Anneliese Peterson | Apr 26, 2018
Individuals with Parkinson’s disease often have difficulty accessing appropriate, comfortable care. Most Parkinson’s patients in the Midwest receive care from the few specialized clinics around the Twin Cities. Unfortunately, not all these providers have access to the most effective therapies or current practices.
Because Parkinson’s affects each individual differently, the course of the disease varies from one person to the next and symptoms come and go erratically, specialized and tailored treatment is a must. Without a thorough understanding of Parkinson’s disease, staff may associate symptom inconsistencies with being stubborn, and therefore not be able to provide suitable care.

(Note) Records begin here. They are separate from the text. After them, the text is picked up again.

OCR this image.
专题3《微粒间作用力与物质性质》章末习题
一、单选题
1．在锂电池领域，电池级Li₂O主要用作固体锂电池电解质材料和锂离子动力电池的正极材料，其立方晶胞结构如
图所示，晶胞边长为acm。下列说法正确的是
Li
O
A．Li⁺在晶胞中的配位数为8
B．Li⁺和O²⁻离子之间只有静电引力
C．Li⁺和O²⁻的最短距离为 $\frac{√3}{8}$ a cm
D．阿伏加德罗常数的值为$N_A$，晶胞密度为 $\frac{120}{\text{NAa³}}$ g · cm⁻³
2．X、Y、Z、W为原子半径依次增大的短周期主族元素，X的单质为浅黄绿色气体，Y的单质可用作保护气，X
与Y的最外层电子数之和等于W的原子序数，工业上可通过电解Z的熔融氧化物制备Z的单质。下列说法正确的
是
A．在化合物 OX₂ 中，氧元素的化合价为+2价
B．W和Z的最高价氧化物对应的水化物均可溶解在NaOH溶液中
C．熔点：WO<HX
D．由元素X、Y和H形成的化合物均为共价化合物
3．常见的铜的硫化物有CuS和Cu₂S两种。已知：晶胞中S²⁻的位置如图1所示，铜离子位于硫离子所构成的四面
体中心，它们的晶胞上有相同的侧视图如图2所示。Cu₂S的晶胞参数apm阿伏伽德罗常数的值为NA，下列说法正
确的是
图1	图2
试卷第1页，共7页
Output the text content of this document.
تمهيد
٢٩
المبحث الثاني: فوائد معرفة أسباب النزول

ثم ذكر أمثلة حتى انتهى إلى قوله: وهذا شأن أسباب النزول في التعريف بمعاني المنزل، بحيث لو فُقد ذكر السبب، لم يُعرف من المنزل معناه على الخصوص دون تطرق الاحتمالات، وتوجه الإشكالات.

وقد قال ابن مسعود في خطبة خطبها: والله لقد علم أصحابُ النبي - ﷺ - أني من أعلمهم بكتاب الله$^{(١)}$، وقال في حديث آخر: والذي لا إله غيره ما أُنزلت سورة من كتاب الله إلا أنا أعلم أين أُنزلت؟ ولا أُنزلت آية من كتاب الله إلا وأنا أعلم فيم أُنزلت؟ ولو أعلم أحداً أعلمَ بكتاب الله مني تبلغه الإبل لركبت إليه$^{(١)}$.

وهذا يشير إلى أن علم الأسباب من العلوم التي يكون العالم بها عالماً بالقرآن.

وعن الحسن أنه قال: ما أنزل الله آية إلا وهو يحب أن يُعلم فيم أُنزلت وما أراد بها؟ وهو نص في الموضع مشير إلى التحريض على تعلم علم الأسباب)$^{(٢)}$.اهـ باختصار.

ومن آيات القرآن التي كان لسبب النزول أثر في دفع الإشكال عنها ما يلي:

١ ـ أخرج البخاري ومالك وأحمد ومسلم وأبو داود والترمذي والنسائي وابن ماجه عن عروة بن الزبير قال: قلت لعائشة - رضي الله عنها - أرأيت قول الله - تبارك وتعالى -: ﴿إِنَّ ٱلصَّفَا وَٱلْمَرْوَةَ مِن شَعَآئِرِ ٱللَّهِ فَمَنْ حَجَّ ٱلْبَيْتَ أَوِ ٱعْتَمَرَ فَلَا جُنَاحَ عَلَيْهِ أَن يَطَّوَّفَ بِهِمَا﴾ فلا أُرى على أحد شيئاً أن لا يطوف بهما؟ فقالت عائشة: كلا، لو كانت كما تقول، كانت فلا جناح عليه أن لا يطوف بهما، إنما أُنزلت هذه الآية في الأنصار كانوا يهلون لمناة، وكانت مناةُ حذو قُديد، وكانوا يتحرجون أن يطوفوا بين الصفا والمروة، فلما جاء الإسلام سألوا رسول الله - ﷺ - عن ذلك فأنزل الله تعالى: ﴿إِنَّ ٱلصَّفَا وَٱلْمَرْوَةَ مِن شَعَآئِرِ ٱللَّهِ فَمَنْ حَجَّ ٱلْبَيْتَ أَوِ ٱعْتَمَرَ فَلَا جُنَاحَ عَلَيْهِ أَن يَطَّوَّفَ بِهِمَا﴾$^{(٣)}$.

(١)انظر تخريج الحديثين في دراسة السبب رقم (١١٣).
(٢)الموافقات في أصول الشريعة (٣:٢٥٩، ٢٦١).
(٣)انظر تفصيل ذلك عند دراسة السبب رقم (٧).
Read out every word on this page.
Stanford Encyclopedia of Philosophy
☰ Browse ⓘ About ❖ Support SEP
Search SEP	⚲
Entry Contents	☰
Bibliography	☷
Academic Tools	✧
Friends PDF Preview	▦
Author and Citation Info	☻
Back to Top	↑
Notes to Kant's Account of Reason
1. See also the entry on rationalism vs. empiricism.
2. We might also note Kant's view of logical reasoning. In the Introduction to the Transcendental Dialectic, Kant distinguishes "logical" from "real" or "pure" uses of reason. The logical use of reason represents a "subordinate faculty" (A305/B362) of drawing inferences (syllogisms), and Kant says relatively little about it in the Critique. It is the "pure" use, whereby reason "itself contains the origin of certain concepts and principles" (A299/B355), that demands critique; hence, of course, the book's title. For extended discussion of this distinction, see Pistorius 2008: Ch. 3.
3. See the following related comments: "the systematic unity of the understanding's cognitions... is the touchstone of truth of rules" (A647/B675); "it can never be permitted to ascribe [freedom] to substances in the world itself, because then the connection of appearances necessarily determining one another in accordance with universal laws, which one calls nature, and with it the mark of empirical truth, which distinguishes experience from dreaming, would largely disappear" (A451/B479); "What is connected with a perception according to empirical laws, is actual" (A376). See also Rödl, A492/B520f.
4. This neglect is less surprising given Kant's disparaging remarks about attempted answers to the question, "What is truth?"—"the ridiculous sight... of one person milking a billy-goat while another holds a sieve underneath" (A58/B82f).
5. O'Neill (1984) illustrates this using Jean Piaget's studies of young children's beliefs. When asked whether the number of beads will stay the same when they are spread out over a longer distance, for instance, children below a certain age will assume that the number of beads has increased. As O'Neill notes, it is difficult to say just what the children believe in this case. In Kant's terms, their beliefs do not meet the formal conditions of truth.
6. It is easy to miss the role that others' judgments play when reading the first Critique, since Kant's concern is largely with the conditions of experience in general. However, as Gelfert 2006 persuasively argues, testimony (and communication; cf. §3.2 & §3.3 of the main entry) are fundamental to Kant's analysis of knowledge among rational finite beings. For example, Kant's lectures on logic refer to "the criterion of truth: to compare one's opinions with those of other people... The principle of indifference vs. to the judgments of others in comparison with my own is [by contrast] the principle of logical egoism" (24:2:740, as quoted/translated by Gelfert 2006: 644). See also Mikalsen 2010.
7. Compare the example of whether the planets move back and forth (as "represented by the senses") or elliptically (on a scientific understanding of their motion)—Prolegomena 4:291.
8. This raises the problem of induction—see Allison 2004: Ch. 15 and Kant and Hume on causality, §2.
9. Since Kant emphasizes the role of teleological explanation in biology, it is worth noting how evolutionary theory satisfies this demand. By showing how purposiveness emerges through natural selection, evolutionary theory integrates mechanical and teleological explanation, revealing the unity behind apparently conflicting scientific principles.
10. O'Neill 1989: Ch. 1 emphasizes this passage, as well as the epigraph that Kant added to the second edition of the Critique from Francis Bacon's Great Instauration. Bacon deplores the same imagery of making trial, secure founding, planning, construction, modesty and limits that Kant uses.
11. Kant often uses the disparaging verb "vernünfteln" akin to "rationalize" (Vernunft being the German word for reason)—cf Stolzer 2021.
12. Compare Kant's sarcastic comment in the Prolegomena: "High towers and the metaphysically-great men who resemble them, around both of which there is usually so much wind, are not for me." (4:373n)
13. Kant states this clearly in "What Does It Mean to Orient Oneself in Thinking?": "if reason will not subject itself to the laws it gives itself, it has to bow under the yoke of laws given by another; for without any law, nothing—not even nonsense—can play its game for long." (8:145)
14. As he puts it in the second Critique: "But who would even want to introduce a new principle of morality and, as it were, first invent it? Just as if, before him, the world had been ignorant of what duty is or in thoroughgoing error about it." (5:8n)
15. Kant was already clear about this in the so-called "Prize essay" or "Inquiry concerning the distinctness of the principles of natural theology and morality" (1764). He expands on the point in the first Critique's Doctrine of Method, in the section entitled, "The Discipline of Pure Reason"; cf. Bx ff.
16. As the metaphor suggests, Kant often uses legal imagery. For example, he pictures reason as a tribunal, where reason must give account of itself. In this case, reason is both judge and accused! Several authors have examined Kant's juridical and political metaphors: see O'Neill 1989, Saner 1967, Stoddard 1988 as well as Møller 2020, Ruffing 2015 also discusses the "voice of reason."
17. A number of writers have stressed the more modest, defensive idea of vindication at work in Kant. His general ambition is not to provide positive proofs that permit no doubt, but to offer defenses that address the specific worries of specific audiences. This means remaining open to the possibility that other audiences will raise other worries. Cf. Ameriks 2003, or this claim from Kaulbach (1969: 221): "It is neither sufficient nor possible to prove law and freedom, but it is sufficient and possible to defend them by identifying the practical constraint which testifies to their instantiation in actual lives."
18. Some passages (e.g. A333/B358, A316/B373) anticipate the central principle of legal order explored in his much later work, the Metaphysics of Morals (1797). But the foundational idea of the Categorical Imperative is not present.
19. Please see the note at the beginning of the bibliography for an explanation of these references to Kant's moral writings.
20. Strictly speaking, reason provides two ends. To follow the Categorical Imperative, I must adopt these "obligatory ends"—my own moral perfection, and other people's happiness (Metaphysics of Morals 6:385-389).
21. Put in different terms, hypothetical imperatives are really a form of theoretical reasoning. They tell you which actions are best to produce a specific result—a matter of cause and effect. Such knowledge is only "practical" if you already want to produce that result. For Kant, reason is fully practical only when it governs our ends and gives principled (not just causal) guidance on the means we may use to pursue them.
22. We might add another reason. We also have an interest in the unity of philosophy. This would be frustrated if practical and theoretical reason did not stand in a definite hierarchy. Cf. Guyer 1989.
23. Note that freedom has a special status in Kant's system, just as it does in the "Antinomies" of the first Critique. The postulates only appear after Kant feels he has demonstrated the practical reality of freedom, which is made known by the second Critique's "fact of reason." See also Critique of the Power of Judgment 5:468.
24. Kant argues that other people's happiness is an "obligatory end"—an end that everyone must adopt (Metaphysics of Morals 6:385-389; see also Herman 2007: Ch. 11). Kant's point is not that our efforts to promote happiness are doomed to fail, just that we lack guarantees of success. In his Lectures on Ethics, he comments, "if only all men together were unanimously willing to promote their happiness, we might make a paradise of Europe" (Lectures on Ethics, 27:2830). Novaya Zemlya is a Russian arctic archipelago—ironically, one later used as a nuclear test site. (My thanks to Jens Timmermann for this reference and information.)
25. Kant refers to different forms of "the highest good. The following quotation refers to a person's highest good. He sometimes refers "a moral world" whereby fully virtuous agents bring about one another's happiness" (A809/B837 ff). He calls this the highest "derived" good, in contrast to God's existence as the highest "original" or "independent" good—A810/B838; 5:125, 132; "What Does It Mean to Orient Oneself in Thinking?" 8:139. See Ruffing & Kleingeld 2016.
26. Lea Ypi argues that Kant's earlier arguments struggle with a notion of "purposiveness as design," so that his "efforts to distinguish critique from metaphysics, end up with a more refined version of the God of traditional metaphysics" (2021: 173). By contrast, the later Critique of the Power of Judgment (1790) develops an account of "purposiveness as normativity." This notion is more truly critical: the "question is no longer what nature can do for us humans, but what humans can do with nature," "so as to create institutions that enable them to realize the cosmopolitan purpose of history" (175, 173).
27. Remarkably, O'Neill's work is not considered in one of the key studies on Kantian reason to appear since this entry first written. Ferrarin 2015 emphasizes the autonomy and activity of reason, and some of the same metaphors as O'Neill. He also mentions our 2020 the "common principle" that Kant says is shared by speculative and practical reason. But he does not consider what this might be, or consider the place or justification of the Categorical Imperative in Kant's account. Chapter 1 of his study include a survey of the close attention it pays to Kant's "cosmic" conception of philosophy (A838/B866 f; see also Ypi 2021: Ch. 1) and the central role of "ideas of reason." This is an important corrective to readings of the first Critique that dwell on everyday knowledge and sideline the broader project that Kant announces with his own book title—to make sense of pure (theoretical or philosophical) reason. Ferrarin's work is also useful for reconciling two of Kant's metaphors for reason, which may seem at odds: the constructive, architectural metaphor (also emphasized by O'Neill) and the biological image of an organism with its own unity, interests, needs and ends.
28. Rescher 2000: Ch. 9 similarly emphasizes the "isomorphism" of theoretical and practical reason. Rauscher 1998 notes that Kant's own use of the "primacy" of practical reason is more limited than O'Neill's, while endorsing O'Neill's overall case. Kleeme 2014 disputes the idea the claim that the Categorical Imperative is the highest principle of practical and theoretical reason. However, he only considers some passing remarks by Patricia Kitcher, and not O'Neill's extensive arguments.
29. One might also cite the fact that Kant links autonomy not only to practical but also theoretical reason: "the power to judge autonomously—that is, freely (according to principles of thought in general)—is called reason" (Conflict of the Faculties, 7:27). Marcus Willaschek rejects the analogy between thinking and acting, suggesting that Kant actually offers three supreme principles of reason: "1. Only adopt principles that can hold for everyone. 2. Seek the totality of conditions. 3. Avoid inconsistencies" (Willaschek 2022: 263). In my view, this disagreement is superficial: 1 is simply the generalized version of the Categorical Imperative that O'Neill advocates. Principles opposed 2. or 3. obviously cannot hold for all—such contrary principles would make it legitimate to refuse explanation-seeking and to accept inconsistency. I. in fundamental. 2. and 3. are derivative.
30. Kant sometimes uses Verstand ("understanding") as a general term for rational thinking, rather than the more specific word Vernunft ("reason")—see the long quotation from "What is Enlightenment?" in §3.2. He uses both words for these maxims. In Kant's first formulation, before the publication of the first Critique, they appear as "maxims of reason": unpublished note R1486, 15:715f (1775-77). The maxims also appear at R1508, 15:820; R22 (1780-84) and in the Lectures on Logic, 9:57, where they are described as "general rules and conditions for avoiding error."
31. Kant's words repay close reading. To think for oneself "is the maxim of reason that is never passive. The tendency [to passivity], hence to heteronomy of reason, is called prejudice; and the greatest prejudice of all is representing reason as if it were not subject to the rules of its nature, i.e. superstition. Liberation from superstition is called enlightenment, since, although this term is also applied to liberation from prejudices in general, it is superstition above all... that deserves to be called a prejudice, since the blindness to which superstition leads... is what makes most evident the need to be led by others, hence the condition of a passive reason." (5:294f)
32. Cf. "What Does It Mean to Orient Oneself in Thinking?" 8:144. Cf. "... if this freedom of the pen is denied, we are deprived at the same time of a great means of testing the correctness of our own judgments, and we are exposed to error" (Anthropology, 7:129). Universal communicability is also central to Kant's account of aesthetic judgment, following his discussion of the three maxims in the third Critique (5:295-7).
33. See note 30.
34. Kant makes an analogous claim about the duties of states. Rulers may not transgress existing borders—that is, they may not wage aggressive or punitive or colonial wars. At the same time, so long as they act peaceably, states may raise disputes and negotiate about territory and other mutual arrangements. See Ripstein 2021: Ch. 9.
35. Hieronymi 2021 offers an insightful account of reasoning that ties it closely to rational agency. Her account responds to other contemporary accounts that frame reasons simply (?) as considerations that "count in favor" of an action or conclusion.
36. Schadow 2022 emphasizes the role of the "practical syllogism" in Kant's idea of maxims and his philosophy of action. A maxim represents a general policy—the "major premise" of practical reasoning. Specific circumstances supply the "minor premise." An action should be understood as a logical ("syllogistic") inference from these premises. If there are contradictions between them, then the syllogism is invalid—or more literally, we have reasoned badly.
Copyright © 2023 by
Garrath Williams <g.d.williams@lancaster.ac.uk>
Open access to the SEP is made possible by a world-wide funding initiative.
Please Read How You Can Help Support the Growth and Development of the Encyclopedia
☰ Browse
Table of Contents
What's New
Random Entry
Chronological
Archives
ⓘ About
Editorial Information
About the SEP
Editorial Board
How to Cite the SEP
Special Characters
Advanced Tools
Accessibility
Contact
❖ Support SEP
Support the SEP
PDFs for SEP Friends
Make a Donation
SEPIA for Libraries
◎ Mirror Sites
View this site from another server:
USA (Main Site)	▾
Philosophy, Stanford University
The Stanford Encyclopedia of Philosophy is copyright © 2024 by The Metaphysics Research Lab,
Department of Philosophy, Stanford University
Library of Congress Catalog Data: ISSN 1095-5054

At Walker Methodist, we strive to provide superior care to all older adults, regardless of health and needs. It is with this spirit that we share our excitement that seven of our communities – Highview Hills in Lakeville, Care Suites in Edina, the Health Center in Minneapolis, Levande in Cambridge, Westwood Ridge in West St. Paul, Place in Minneapolis, and Plaza in Anoka have been chosen by the Struthers Parkinson’s Center to join their Care Network. This partnership supports our mission of Life, and all the living that goes with it. We are encouraged by the commitment that Struthers has for their patients and to the training and dedication shown to the Champions of the program.
Since 1978, the Struthers Parkinson’s Center has been recognized as a leader in not only Parkinson’s care, but Parkinson’s education and support as well. Struthers is a National Parkinson Foundation Center of Excellence located at Park Nicollet Hospital and is accredited by the Joint Commission on Accreditation of Healthcare Organizations and the Commission on Accreditation of Rehabilitation Facilities.
In 2006, the Struthers Parkinson’s Center gathered and presented research at the World Parkinson Congress gathering, which detailed the results of a professional health survey conducted within the center’s five-state service area. The data showed that nearly 60% of health professionals had no Parkinson’s-specific training within five years of the survey and did not regularly work with individuals who had Parkinson’s. In that study, 66% of participants responded they felt they did not have sufficient Parkinson’s educational resources and the average confidence rate for working with Parkinson’s individuals was 56 out of 100. Without the proper tools and training, not only did individuals have difficulty finding proper care, but providers were hesitant to welcome such individuals.
In response to the growing need for expert Parkinson’s care for individuals, the Struthers Parkinson’s Center initiated the development of the Care Network in 2012. The Struthers Parkinson’s Care Network helps to bring expertise of Parkinson’s to independent living, assisted living, and long-term care communities. This unique partnership allows facilities to gather additional insight into the complexities of Parkinson’s through training and education.
After applications were completed, Walker Methodist was accepted to join the program. Key leaders from Walker Methodist senior communities attend a 3-day training conducted by the Struthers Parkinson’s Center. As trained experts, these individuals have been conducting training sessions for all Walker Methodist Staff to thoroughly implement the Parkinson’s program.
Walker Methodist staff and caregivers are better trained to not only recognize, but understand the complexities and varieties of Parkinson’s disease. This specialized care leads to improved communication and an enhanced living experience for those who have Parkinson’s.
Not only are care staff members better prepared to assist those with Parkinson’s, they also are able to provide education, resources, and support to the individuals and their families as well. The Struthers Parkinson’s Center is very pleased to be able to continue the relationship in accordance with long term care goals and plans.
In Minnesota the population of adults over the age of 65 is one of the fastest growing groups. By the end of 2030, this group is projected to grow from 12% to 24% of the state’s population, which means it will increase from roughly 600,000 individuals to 1.2 million. By 2050, adults over the age of 85 are estimated to triple. We’re doing our best to take proactive measures to be able to truly care for all older adults, including those with Parkinson’s disease.